Взглянув на соседний столик, я вижу пару, тихо спорящую. Сегодня самый загруженный день, который я когда-либо видела, но, вероятно, это потому, что сегодня выходные. Я не знаю, то ли это оттого, что в этой комнате столько людей, то ли из-за того, что вокруг меня не слоняется кучка мужчин, охраняющих меня, но меня переполняет беспокойство.

Такое ощущение, что кто-то наблюдает за мной, и когда я поворачиваю голову, я вижу его. Холодные голубые глаза сосредоточены на мне, и я слишком ошеломлена, чтобы отвести взгляд. Мускулистый мужчина не пытается скрыть, что смотрит на меня, и я не могу отвести взгляд. У него тёмная загорелая кожа с татуировками, которые украшают его руки и исчезают под тёмно-синей тюремной униформой. Он такой большой, что кажется, что он сидит на детском сиденье, а не на обычном стуле. Напротив него сидит другой мужчина и что-то говорит, и хотя арестант кивает, он не отводит от меня глаз.

— Сиенна, ты меня слушаешь?

— Что? — я снова переключаю внимание на отца, и он мягко улыбается.

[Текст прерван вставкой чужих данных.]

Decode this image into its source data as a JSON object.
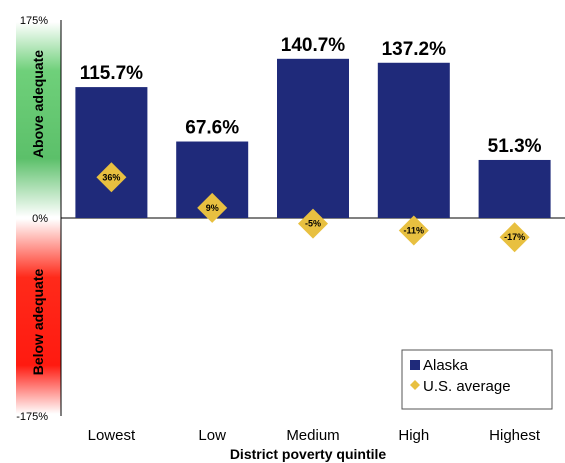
{
  "chart_data": {
    "type": "bar",
    "title": "",
    "xlabel": "District poverty quintile",
    "ylabel": "",
    "ylim": [
      -175,
      175
    ],
    "y_ticks": [
      "175%",
      "0%",
      "-175%"
    ],
    "categories": [
      "Lowest",
      "Low",
      "Medium",
      "High",
      "Highest"
    ],
    "series": [
      {
        "name": "Alaska",
        "type": "bar",
        "color": "#1f2a7a",
        "values": [
          115.7,
          67.6,
          140.7,
          137.2,
          51.3
        ],
        "labels": [
          "115.7%",
          "67.6%",
          "140.7%",
          "137.2%",
          "51.3%"
        ]
      },
      {
        "name": "U.S. average",
        "type": "marker",
        "marker": "diamond",
        "color": "#e8c040",
        "values": [
          36,
          9,
          -5,
          -11,
          -17
        ],
        "labels": [
          "36%",
          "9%",
          "-5%",
          "-11%",
          "-17%"
        ]
      }
    ],
    "bands": {
      "above": "Above adequate",
      "below": "Below adequate"
    },
    "legend": {
      "position": "bottom-right",
      "entries": [
        "Alaska",
        "U.S. average"
      ]
    },
    "grid": false
  }
}
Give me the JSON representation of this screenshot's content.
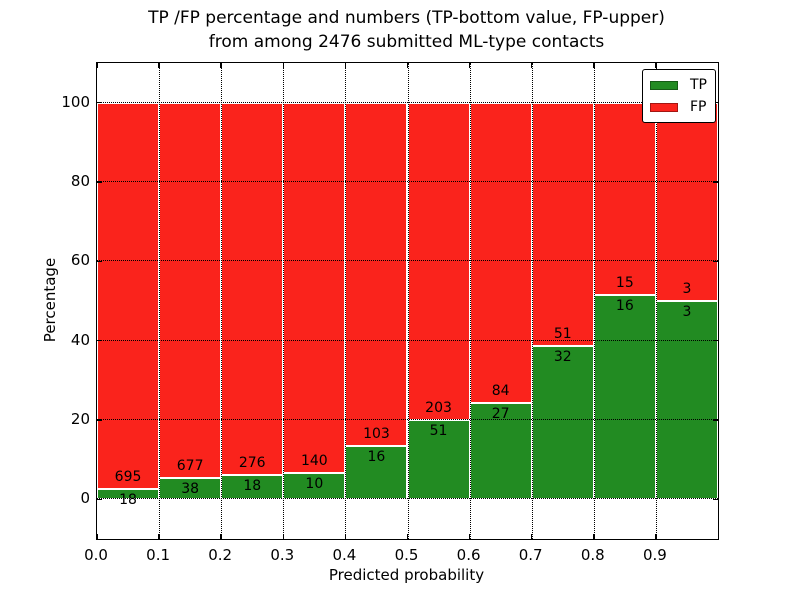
{
  "figure": {
    "title_line1": "TP /FP percentage and numbers (TP-bottom value, FP-upper)",
    "title_line2": "from among 2476 submitted ML-type contacts",
    "xlabel": "Predicted probability",
    "ylabel": "Percentage"
  },
  "legend": {
    "position": "upper-right",
    "entries": [
      {
        "label": "TP",
        "color": "#228b22"
      },
      {
        "label": "FP",
        "color": "#fa231c"
      }
    ]
  },
  "colors": {
    "tp_green": "#228b22",
    "fp_red": "#fa231c",
    "bar_edge": "#ffffff",
    "grid": "#000000",
    "spine": "#000000",
    "background": "#ffffff",
    "text": "#000000"
  },
  "chart_data": {
    "type": "bar",
    "subtype": "100-percent-stacked-histogram",
    "title": "TP /FP percentage and numbers (TP-bottom value, FP-upper) from among 2476 submitted ML-type contacts",
    "xlabel": "Predicted probability",
    "ylabel": "Percentage",
    "total_contacts": 2476,
    "xlim": [
      0.0,
      1.0
    ],
    "ylim": [
      -10,
      110
    ],
    "x_tick_labels": [
      "0.0",
      "0.1",
      "0.2",
      "0.3",
      "0.4",
      "0.5",
      "0.6",
      "0.7",
      "0.8",
      "0.9"
    ],
    "y_tick_values": [
      0,
      20,
      40,
      60,
      80,
      100
    ],
    "y_tick_labels": [
      "0",
      "20",
      "40",
      "60",
      "80",
      "100"
    ],
    "bin_edges": [
      0.0,
      0.1,
      0.2,
      0.3,
      0.4,
      0.5,
      0.6,
      0.7,
      0.8,
      0.9,
      1.0
    ],
    "categories": [
      "0.0-0.1",
      "0.1-0.2",
      "0.2-0.3",
      "0.3-0.4",
      "0.4-0.5",
      "0.5-0.6",
      "0.6-0.7",
      "0.7-0.8",
      "0.8-0.9",
      "0.9-1.0"
    ],
    "series": [
      {
        "name": "TP",
        "color": "#228b22",
        "stack_position": "bottom",
        "counts": [
          18,
          38,
          18,
          10,
          16,
          51,
          27,
          32,
          16,
          3
        ]
      },
      {
        "name": "FP",
        "color": "#fa231c",
        "stack_position": "top",
        "counts": [
          695,
          677,
          276,
          140,
          103,
          203,
          84,
          51,
          15,
          3
        ]
      }
    ],
    "tp_percent_of_bin": [
      2.52,
      5.31,
      6.12,
      6.67,
      13.45,
      20.08,
      24.32,
      38.55,
      51.61,
      50.0
    ],
    "bar_total_percent": 100,
    "grid": {
      "style": "dotted",
      "color": "#000000",
      "drawn_above_bars": true
    },
    "legend_position": "upper-right"
  }
}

Он всегда меня дразнит, что я теряюсь в своих мыслях.

— Ты подумала о предложении Эспозито?

— Не совсем. — Я стараюсь не гримасничать.

— Я думал, тебе нравится Карло.

— Думаю, он был милым, когда я встречалась с ним несколько раз. — Но я не думаю, что быть хорошим — это достаточно веская причина, чтобы жениться на ком-то, но я не говорю этого своему отцу. Плюс ко мне все всегда добры из-за того, кто он.

— Он будет верен тебе.

— Потому что захотел или из страха? — я удивлена, обнаружив, что бросаю вызов своему отцу.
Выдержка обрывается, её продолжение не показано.